Perhaps a better way for a “tech neophyte” to try out coding is to learn how to write HTML/CSS. This pairing is far more self-contained and visual, and gratifying, than programming initially is (no matter the flavor, whether JS, Python, Swift, they all are far more complex with abstract logic).
Learning how to create a static web page only requires a layout, a text editor and a browser. You can try your hand at building a magazine page, for example, with its masthead, article areas and footer—and you will not be dealing with math or abstract problem solving that coding soon requires.

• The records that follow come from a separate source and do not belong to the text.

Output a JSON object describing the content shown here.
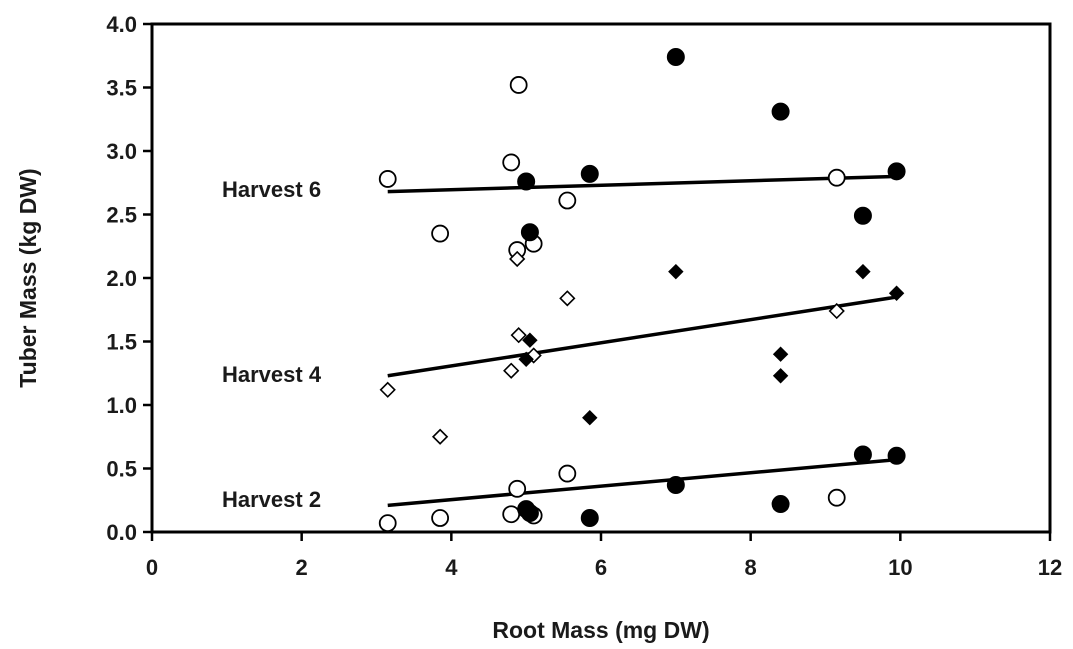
{
  "chart_data": {
    "type": "scatter",
    "title": "",
    "xlabel": "Root Mass (mg DW)",
    "ylabel": "Tuber Mass (kg DW)",
    "xlim": [
      0,
      12
    ],
    "ylim": [
      0,
      4.0
    ],
    "xticks": [
      "0",
      "2",
      "4",
      "6",
      "8",
      "10",
      "12"
    ],
    "yticks": [
      "0.0",
      "0.5",
      "1.0",
      "1.5",
      "2.0",
      "2.5",
      "3.0",
      "3.5",
      "4.0"
    ],
    "grid": false,
    "legend": "none",
    "groups": [
      {
        "label": "Harvest 6",
        "trend": {
          "x": [
            3.15,
            9.95
          ],
          "y": [
            2.68,
            2.8
          ]
        },
        "series": [
          {
            "marker": "open-circle",
            "x": [
              3.15,
              3.85,
              4.8,
              4.88,
              4.9,
              5.1,
              5.55,
              9.15
            ],
            "y": [
              2.78,
              2.35,
              2.91,
              2.22,
              3.52,
              2.27,
              2.61,
              2.79
            ]
          },
          {
            "marker": "filled-circle",
            "x": [
              5.0,
              5.05,
              5.85,
              7.0,
              8.4,
              9.5,
              9.95
            ],
            "y": [
              2.76,
              2.36,
              2.82,
              3.74,
              3.31,
              2.49,
              2.84
            ]
          }
        ]
      },
      {
        "label": "Harvest 4",
        "trend": {
          "x": [
            3.15,
            9.95
          ],
          "y": [
            1.23,
            1.85
          ]
        },
        "series": [
          {
            "marker": "open-diamond",
            "x": [
              3.15,
              3.85,
              4.8,
              4.88,
              4.9,
              5.1,
              5.55,
              9.15
            ],
            "y": [
              1.12,
              0.75,
              1.27,
              2.15,
              1.55,
              1.39,
              1.84,
              1.74
            ]
          },
          {
            "marker": "filled-diamond",
            "x": [
              5.0,
              5.05,
              5.85,
              7.0,
              8.4,
              8.4,
              9.5,
              9.95
            ],
            "y": [
              1.36,
              1.51,
              0.9,
              2.05,
              1.4,
              1.23,
              2.05,
              1.88
            ]
          }
        ]
      },
      {
        "label": "Harvest 2",
        "trend": {
          "x": [
            3.15,
            9.95
          ],
          "y": [
            0.21,
            0.57
          ]
        },
        "series": [
          {
            "marker": "open-circle",
            "x": [
              3.15,
              3.85,
              4.8,
              4.88,
              5.1,
              5.55,
              9.15
            ],
            "y": [
              0.07,
              0.11,
              0.14,
              0.34,
              0.13,
              0.46,
              0.27
            ]
          },
          {
            "marker": "filled-circle",
            "x": [
              5.0,
              5.05,
              5.85,
              7.0,
              8.4,
              9.5,
              9.95
            ],
            "y": [
              0.18,
              0.15,
              0.11,
              0.37,
              0.22,
              0.61,
              0.6
            ]
          }
        ]
      }
    ],
    "colors": {
      "ink": "#000000",
      "open_fill": "#ffffff"
    }
  }
}
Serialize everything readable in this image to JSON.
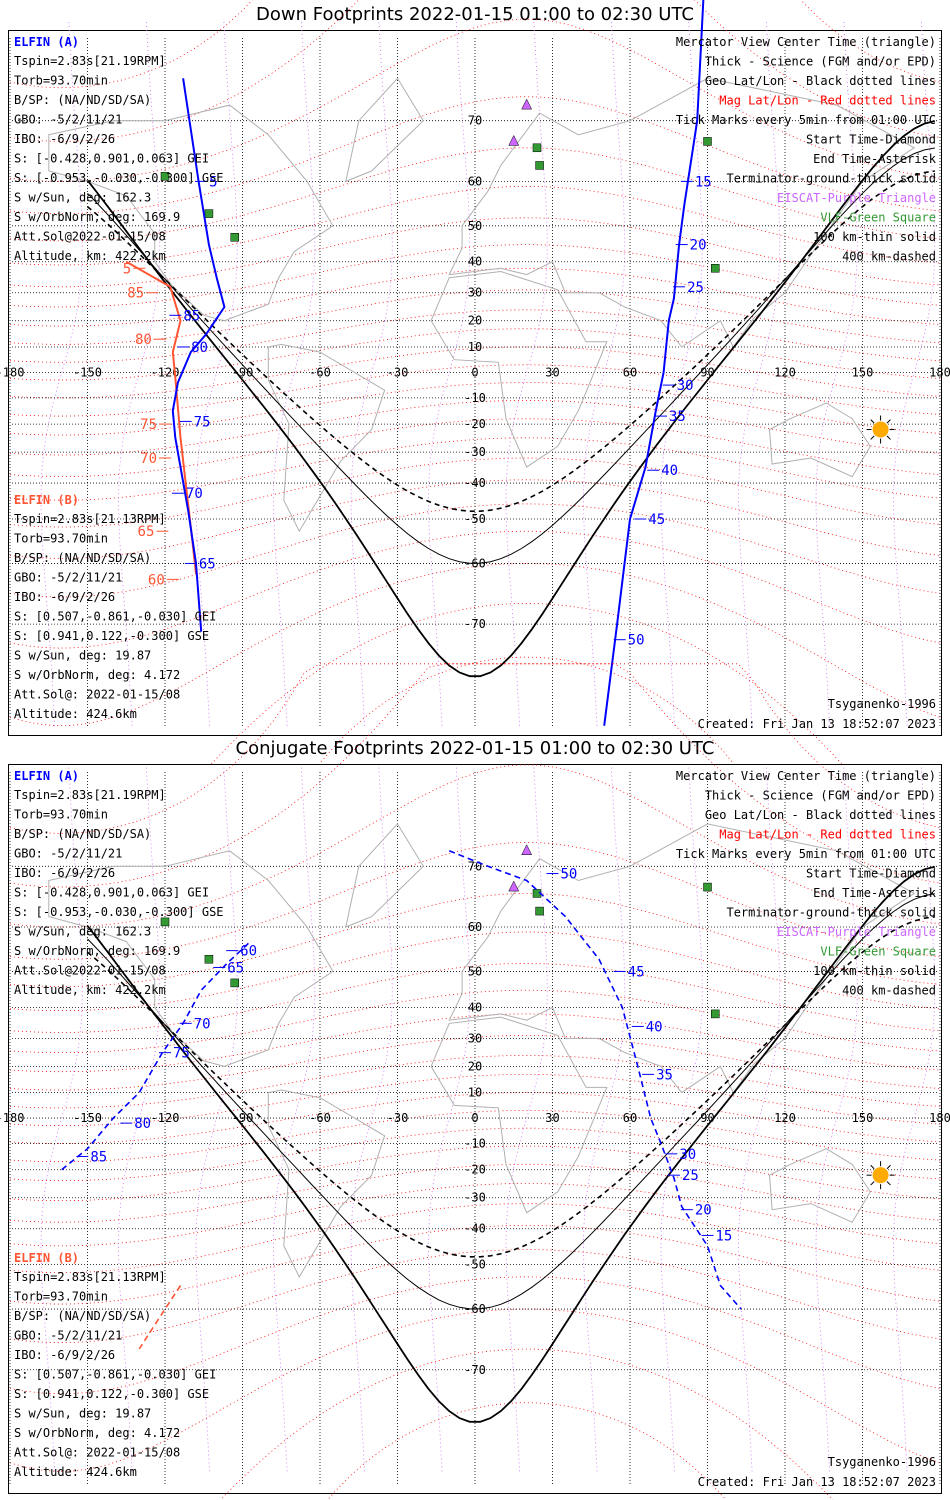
{
  "panels": [
    {
      "title": "Down Footprints 2022-01-15 01:00 to 02:30 UTC",
      "legend_right": [
        {
          "text": "Mercator View Center Time (triangle)",
          "color": "#000000"
        },
        {
          "text": "Thick - Science (FGM and/or EPD)",
          "color": "#000000"
        },
        {
          "text": "Geo Lat/Lon - Black dotted lines",
          "color": "#000000"
        },
        {
          "text": "Mag Lat/Lon - Red dotted lines",
          "color": "#ff0000"
        },
        {
          "text": "Tick Marks every 5min from 01:00 UTC",
          "color": "#000000"
        },
        {
          "text": "Start Time-Diamond",
          "color": "#000000"
        },
        {
          "text": "End Time-Asterisk",
          "color": "#000000"
        },
        {
          "text": "Terminator-ground-thick solid",
          "color": "#000000"
        },
        {
          "text": "EISCAT-Purple Triangle",
          "color": "#cc66ff"
        },
        {
          "text": "VLF-Green Square",
          "color": "#339933"
        },
        {
          "text": "100 km-thin solid",
          "color": "#000000"
        },
        {
          "text": "400 km-dashed",
          "color": "#000000"
        }
      ],
      "elfin_a": {
        "title": "ELFIN (A)",
        "lines": [
          "Tspin=2.83s[21.19RPM]",
          "Torb=93.70min",
          "B/SP: (NA/ND/SD/SA)",
          "GBO: -5/2/11/21",
          "IBO: -6/9/2/26",
          "S: [-0.428,0.901,0.063] GEI",
          "S: [-0.953,-0.030,-0.300] GSE",
          "S w/Sun, deg: 162.3",
          "S w/OrbNorm, deg: 169.9",
          "Att.Sol@2022-01-15/08",
          "Altitude, km: 422.2km"
        ]
      },
      "elfin_b": {
        "title": "ELFIN (B)",
        "lines": [
          "Tspin=2.83s[21.13RPM]",
          "Torb=93.70min",
          "B/SP: (NA/ND/SD/SA)",
          "GBO: -5/2/11/21",
          "IBO: -6/9/2/26",
          "S: [0.507,-0.861,-0.030] GEI",
          "S: [0.941,0.122,-0.300] GSE",
          "S w/Sun, deg: 19.87",
          "S w/OrbNorm, deg: 4.172",
          "Att.Sol@: 2022-01-15/08",
          "Altitude: 424.6km"
        ]
      },
      "model": "Tsyganenko-1996",
      "created": "Created: Fri Jan 13 18:52:07 2023",
      "track_a": {
        "points": [
          [
            -113,
            75
          ],
          [
            -107,
            60
          ],
          [
            -103,
            45
          ],
          [
            -100,
            35
          ],
          [
            -97,
            25
          ],
          [
            -104,
            15
          ],
          [
            -110,
            8
          ],
          [
            -115,
            -4
          ],
          [
            -117,
            -15
          ],
          [
            -116,
            -25
          ],
          [
            -114,
            -35
          ],
          [
            -111,
            -48
          ],
          [
            -108,
            -60
          ],
          [
            -106,
            -71
          ]
        ],
        "ticks": [
          {
            "t": "5",
            "lon": -106,
            "lat": 60
          },
          {
            "t": "85",
            "lon": -116,
            "lat": 22
          },
          {
            "t": "80",
            "lon": -113,
            "lat": 10
          },
          {
            "t": "75",
            "lon": -112,
            "lat": -19
          },
          {
            "t": "70",
            "lon": -115,
            "lat": -43
          },
          {
            "t": "65",
            "lon": -110,
            "lat": -60
          }
        ]
      },
      "track_b": {
        "points": [
          [
            -135,
            40
          ],
          [
            -118,
            32
          ],
          [
            -114,
            20
          ],
          [
            -117,
            8
          ],
          [
            -116,
            -2
          ],
          [
            -114,
            -25
          ],
          [
            -112,
            -40
          ],
          [
            -110,
            -52
          ],
          [
            -108,
            -62
          ]
        ],
        "ticks": [
          {
            "t": "5",
            "lon": -130,
            "lat": 38
          },
          {
            "t": "85",
            "lon": -125,
            "lat": 30
          },
          {
            "t": "80",
            "lon": -122,
            "lat": 13
          },
          {
            "t": "75",
            "lon": -120,
            "lat": -20
          },
          {
            "t": "70",
            "lon": -120,
            "lat": -32
          },
          {
            "t": "65",
            "lon": -121,
            "lat": -53
          },
          {
            "t": "60",
            "lon": -117,
            "lat": -63
          }
        ]
      },
      "track_c": {
        "points": [
          [
            90,
            88
          ],
          [
            86,
            70
          ],
          [
            81,
            55
          ],
          [
            79,
            45
          ],
          [
            77,
            28
          ],
          [
            75,
            20
          ],
          [
            73,
            0
          ],
          [
            70,
            -15
          ],
          [
            66,
            -35
          ],
          [
            60,
            -50
          ],
          [
            55,
            -70
          ],
          [
            50,
            -80
          ]
        ],
        "ticks": [
          {
            "t": "15",
            "lon": 82,
            "lat": 60
          },
          {
            "t": "20",
            "lon": 80,
            "lat": 45
          },
          {
            "t": "25",
            "lon": 79,
            "lat": 32
          },
          {
            "t": "30",
            "lon": 75,
            "lat": -5
          },
          {
            "t": "35",
            "lon": 72,
            "lat": -17
          },
          {
            "t": "40",
            "lon": 69,
            "lat": -36
          },
          {
            "t": "45",
            "lon": 64,
            "lat": -50
          },
          {
            "t": "50",
            "lon": 56,
            "lat": -72
          }
        ]
      }
    },
    {
      "title": "Conjugate Footprints 2022-01-15 01:00 to 02:30 UTC",
      "model": "Tsyganenko-1996",
      "created": "Created: Fri Jan 13 18:52:07 2023",
      "track_a": {
        "points": [
          [
            -160,
            -20
          ],
          [
            -150,
            -12
          ],
          [
            -140,
            0
          ],
          [
            -130,
            10
          ],
          [
            -121,
            25
          ],
          [
            -113,
            35
          ],
          [
            -106,
            45
          ],
          [
            -96,
            52
          ],
          [
            -87,
            57
          ]
        ],
        "ticks": [
          {
            "t": "85",
            "lon": -152,
            "lat": -15
          },
          {
            "t": "80",
            "lon": -135,
            "lat": -2
          },
          {
            "t": "75",
            "lon": -120,
            "lat": 25
          },
          {
            "t": "70",
            "lon": -112,
            "lat": 35
          },
          {
            "t": "65",
            "lon": -99,
            "lat": 51
          },
          {
            "t": "60",
            "lon": -94,
            "lat": 55
          }
        ]
      },
      "track_b": {
        "points": [
          [
            -114,
            -55
          ],
          [
            -120,
            -60
          ],
          [
            -130,
            -67
          ]
        ],
        "ticks": []
      },
      "track_c": {
        "points": [
          [
            -10,
            72
          ],
          [
            5,
            70
          ],
          [
            20,
            68
          ],
          [
            35,
            62
          ],
          [
            48,
            53
          ],
          [
            57,
            40
          ],
          [
            63,
            20
          ],
          [
            68,
            0
          ],
          [
            72,
            -10
          ],
          [
            77,
            -23
          ],
          [
            80,
            -33
          ],
          [
            90,
            -45
          ],
          [
            95,
            -55
          ],
          [
            103,
            -60
          ]
        ],
        "ticks": [
          {
            "t": "50",
            "lon": 30,
            "lat": 69
          },
          {
            "t": "45",
            "lon": 56,
            "lat": 50
          },
          {
            "t": "40",
            "lon": 63,
            "lat": 34
          },
          {
            "t": "35",
            "lon": 67,
            "lat": 17
          },
          {
            "t": "30",
            "lon": 76,
            "lat": -14
          },
          {
            "t": "25",
            "lon": 77,
            "lat": -22
          },
          {
            "t": "20",
            "lon": 82,
            "lat": -34
          },
          {
            "t": "15",
            "lon": 90,
            "lat": -42
          }
        ]
      }
    }
  ],
  "lon_ticks": [
    "-180",
    "-150",
    "-120",
    "-90",
    "-60",
    "-30",
    "0",
    "30",
    "60",
    "90",
    "120",
    "150",
    "180"
  ],
  "lat_ticks": [
    "70",
    "60",
    "50",
    "40",
    "30",
    "20",
    "10",
    "0",
    "-10",
    "-20",
    "-30",
    "-40",
    "-50",
    "-60",
    "-70"
  ],
  "colors": {
    "orbit_a": "#0000ff",
    "orbit_b": "#ff5533",
    "mag_grid": "#ff0000",
    "terminator": "#000000",
    "land": "#b0b0b0",
    "sun": "#ffaa00",
    "eiscat": "#cc66ff",
    "vlf": "#339933"
  }
}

The learner can see how the basic HTML language syntax works (e.g. simple tags go around the words to style or structure them)… experience how the browser is strict about typos (early experience in debugging!); see how dependencies are linked in (graphics, external hyperlinks); see how the classes and IDs from the CSS file influence the HTML elements; and so on.
If the somewhat tedium of composing blocks of HTML and CSS code is gratifying to the learner, and it sparks an interest, then they can continue gaining fluency in the constructs and begin to appreciate how WYSIWYG editors work (like in WordPress or BigCommerce, say). This can be so helpful for business owners or bloggers, to fix the mistakes that RTEs can introduce from copy/paste actions from other sources (ie. Word pastes).
So, I’m proposing that fluency in HTML is a more basic, essential skill for today’s professionals than actual coding.